Setelah beberapa saat, Mbah Tasripan menjawab lirih, "Mau."
Mimik pun mengajaknya langsung pindah.
"Sekarang ikut saya. Enggak usah bawa barang-barang njenengan yang ada di sini."
"Biar ini nanti dirobohkan. Baju semuanya saya kasih," ujarnya, dikutip dari Tribun Jateng.
Setelah sepakat, Wabup Sidoarjo mempersilakan Tasripan untuk mandi.
"Sampeyan adus sing bersih, ambil wudu, nanti salat di masjid depan."
"Sudah ada kasurnya. Nanti peralatan tak belikan," sambungnya.
Mimik bahkan menuntun Tasripan berjalan, memberinya pakaian dan sarung baru untuk salat.
Baca juga: Rahasianya Dibocorkan ke Pendeta Gereja, Ibu Laporkan Anak Tirinya ke Polisi, Terdakwa Heran
Saat membahas tentang anaknya, Tasripan menuturkan bahwa buah hatinya tidak mengerti kondisi orang tua.
"Enggak ngerti sama orang tua," kata Tasripan saat menceritakan kondisi keluarganya.

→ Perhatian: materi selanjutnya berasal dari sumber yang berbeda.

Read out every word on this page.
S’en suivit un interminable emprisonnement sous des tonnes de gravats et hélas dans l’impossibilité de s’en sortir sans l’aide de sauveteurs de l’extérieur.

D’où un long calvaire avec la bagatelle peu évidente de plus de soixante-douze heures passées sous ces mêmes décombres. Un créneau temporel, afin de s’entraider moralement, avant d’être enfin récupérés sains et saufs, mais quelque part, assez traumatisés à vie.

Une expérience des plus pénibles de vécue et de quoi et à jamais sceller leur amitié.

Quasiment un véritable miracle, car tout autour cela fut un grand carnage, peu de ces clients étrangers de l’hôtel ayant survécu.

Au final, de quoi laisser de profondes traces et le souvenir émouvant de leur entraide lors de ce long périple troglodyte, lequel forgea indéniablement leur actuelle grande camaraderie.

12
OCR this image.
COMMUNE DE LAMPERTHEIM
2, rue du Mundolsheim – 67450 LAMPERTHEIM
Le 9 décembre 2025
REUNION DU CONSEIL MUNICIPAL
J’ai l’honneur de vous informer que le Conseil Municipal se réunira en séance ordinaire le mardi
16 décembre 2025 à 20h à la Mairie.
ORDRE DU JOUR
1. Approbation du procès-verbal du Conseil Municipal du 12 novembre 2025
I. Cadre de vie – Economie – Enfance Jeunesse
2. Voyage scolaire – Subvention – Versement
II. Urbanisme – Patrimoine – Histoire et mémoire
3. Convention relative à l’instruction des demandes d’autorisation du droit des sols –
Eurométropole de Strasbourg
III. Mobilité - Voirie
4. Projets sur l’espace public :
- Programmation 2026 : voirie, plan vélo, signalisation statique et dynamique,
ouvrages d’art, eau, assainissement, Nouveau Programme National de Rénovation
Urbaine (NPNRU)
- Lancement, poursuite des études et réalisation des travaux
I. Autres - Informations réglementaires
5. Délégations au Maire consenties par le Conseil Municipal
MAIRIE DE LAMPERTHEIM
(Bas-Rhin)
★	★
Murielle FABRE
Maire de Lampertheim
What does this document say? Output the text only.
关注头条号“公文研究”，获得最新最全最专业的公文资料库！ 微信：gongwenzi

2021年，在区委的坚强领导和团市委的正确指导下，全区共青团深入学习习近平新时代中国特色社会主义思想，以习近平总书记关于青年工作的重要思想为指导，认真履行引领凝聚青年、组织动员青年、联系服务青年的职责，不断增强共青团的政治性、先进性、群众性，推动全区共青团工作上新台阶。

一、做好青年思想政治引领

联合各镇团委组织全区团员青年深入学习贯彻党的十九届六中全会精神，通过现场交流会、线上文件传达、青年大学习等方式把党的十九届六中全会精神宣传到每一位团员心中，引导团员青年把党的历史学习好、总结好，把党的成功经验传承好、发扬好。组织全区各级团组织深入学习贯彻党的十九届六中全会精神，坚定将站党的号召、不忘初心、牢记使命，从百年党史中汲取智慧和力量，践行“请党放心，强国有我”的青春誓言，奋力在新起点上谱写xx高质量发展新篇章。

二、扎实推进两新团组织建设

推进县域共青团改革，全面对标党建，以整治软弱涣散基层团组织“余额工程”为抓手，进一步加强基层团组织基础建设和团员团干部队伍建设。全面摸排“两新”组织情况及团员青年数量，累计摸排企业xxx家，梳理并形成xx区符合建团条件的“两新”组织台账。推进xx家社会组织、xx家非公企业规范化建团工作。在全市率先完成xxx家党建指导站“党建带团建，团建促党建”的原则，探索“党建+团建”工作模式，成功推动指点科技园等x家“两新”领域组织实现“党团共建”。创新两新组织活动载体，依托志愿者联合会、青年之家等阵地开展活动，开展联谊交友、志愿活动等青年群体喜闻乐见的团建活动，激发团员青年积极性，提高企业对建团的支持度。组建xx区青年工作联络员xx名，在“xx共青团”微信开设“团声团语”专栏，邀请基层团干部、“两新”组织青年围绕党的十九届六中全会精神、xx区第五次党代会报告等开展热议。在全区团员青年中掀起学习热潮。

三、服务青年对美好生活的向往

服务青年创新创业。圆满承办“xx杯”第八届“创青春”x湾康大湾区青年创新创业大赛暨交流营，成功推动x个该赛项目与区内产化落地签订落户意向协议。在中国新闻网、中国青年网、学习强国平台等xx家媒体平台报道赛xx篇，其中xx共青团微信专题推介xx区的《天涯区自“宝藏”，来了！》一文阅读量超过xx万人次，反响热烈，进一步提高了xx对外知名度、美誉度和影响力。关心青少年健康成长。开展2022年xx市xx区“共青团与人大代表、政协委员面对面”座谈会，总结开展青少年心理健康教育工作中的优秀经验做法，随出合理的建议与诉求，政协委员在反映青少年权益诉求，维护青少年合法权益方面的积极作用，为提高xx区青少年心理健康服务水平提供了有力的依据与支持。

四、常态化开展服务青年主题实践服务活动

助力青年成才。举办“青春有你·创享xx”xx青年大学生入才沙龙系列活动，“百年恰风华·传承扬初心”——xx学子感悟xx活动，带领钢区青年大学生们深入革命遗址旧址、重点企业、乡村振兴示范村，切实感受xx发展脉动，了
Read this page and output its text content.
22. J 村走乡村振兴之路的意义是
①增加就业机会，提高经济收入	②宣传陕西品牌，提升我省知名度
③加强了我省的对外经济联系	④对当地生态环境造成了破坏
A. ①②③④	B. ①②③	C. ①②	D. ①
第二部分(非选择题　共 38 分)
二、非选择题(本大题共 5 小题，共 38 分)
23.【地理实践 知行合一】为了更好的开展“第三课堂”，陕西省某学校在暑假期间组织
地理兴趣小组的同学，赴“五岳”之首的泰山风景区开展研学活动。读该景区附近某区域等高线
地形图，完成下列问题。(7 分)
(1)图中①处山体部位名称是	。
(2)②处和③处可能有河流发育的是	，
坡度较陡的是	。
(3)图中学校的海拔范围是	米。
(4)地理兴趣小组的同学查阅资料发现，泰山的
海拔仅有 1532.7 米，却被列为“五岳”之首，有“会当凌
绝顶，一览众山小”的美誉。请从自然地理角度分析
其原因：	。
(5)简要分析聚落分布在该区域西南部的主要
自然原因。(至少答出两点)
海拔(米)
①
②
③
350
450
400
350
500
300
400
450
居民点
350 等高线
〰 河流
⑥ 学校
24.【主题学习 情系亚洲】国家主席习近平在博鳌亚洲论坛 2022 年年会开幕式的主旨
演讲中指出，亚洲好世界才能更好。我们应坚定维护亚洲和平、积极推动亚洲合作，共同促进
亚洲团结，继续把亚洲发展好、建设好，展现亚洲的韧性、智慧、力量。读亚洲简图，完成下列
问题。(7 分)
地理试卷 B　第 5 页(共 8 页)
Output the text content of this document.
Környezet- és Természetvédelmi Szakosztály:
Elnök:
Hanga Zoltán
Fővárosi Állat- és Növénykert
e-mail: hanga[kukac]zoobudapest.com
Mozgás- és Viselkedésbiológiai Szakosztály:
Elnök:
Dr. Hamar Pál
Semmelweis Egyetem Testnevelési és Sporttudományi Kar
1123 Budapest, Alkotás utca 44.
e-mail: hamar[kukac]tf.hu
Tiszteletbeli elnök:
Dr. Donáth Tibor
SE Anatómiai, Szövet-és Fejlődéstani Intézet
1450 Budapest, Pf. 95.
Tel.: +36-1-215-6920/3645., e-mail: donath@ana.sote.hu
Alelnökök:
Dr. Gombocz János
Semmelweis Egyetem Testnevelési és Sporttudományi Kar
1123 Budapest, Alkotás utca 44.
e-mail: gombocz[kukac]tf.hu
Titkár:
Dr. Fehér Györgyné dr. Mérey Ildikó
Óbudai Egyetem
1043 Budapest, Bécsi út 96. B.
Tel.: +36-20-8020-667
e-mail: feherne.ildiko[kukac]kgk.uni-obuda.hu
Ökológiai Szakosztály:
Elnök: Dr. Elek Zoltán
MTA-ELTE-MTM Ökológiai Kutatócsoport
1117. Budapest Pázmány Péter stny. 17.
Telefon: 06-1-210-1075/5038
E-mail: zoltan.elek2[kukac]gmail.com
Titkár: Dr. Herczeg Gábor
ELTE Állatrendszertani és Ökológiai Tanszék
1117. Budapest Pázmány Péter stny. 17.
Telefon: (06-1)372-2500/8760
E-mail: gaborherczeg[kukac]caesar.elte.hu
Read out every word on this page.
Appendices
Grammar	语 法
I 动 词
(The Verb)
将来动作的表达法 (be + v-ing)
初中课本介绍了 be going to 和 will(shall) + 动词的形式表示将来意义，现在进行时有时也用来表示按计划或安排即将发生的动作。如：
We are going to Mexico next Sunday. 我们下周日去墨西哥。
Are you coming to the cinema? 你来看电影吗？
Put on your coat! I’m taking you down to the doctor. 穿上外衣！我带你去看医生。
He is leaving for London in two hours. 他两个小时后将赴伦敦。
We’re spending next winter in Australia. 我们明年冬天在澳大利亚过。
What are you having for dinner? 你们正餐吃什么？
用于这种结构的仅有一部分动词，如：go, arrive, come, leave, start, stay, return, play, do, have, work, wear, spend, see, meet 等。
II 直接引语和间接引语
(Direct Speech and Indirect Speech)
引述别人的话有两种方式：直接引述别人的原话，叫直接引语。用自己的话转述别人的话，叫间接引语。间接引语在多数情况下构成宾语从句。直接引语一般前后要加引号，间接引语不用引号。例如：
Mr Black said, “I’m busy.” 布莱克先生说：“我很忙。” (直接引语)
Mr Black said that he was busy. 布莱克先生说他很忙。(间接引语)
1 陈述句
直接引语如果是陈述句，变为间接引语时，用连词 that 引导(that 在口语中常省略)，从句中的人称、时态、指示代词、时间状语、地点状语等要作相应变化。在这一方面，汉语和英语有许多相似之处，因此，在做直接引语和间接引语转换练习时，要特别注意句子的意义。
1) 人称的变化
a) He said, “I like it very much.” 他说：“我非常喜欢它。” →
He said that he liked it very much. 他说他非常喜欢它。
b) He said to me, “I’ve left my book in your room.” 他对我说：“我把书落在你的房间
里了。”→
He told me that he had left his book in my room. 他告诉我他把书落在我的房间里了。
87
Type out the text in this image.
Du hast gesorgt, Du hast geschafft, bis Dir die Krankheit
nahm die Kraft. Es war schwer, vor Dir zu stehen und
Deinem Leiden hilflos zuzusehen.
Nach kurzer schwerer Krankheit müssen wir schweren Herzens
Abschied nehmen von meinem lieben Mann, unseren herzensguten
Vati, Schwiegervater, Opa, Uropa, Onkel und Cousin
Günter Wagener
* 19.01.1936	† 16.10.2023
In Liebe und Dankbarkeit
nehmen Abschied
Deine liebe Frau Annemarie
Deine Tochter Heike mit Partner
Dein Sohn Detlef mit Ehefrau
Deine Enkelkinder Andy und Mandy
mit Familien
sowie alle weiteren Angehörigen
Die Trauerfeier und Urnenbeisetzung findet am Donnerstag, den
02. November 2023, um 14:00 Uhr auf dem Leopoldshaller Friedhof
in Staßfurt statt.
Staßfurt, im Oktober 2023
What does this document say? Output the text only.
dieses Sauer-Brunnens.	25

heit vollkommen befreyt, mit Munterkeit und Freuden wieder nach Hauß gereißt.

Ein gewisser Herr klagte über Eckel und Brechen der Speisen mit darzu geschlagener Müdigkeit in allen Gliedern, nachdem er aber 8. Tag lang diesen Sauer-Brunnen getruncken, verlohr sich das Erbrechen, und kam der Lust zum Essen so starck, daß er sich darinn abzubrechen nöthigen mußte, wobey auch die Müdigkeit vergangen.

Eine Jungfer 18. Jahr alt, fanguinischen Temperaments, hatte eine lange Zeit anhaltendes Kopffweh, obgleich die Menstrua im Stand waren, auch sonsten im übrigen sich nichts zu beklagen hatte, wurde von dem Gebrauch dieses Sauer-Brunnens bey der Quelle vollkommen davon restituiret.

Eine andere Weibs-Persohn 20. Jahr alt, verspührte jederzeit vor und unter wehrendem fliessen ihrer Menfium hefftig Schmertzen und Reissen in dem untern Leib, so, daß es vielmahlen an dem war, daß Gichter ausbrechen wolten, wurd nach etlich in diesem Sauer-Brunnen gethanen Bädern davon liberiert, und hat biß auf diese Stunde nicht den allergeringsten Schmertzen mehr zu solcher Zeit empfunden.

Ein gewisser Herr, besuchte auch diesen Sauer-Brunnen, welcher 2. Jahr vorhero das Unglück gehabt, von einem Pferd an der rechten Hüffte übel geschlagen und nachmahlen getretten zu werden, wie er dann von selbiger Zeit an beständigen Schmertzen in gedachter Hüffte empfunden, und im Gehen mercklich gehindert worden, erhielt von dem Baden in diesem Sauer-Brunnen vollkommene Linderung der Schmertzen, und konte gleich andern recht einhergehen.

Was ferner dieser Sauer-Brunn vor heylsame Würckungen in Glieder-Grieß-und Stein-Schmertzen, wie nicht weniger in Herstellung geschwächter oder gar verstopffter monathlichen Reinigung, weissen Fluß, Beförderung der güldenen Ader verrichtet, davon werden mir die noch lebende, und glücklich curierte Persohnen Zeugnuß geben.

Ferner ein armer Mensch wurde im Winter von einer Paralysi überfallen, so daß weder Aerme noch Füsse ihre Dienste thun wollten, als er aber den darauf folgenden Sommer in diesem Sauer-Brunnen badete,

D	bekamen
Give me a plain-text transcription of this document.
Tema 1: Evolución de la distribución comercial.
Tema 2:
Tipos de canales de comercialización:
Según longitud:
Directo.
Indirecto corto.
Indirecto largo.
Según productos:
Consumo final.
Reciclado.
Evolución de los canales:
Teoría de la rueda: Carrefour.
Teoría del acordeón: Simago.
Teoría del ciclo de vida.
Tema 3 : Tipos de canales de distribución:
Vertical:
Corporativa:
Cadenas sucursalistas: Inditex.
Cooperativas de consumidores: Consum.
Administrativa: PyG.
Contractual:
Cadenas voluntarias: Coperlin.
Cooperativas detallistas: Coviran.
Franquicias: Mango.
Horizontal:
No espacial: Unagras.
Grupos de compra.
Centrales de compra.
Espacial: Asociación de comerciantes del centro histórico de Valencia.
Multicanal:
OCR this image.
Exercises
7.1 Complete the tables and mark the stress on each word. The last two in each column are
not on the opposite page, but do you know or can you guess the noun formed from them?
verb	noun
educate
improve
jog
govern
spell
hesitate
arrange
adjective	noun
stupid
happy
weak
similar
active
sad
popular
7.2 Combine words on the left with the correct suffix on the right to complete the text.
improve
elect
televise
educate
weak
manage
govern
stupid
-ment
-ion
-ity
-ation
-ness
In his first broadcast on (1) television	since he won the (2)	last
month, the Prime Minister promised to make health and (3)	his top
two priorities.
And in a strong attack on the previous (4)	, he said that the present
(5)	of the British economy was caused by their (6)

"Wes enggak opo-opo, sak iki ono aku," jawab Wabup sambil menenangkan.
Aksi Mimik ini dilakukan bersama Baznas Sidoarjo.
Bersama Baznas Sidoarjo, pihaknya juga memberikan bantuan sembako dan peralatan kebutuhan sehari-hari.
"Saya merasa ini adalah tanggung jawab kita sebagai pemerintah daerah," tegas Mimik Idayana.
Nasib pilu juga dialami Nardi (65) dan anaknya, Hendra, asal Dusun Cisaar, Desa Kertahayu, Kecamatan Pamarican, Kabupaten Ciamis, Jawa Barat.
Selama ini mereka berdua tinggal di sebuah gubuk reyot berukuran 2 x 5 meter.
Dinding gubuk mereka sudah rapuh, lantainya tanah, dan tidak ada air bersih.
Nardi sendiri sudah empat bulan ini tengah sakit.
Begitu pula dengan sang anak, yang idap penyakit paru-paru.
Beberapa hari ia dan Hendra bertahan dalam kondisi kelaparan dan tanpa bantuan.
"Beberapa hari kami hanya minum air putih. Saya sudah tidak kuat," ucap Nardi lirih, Sabtu (26/4/2025).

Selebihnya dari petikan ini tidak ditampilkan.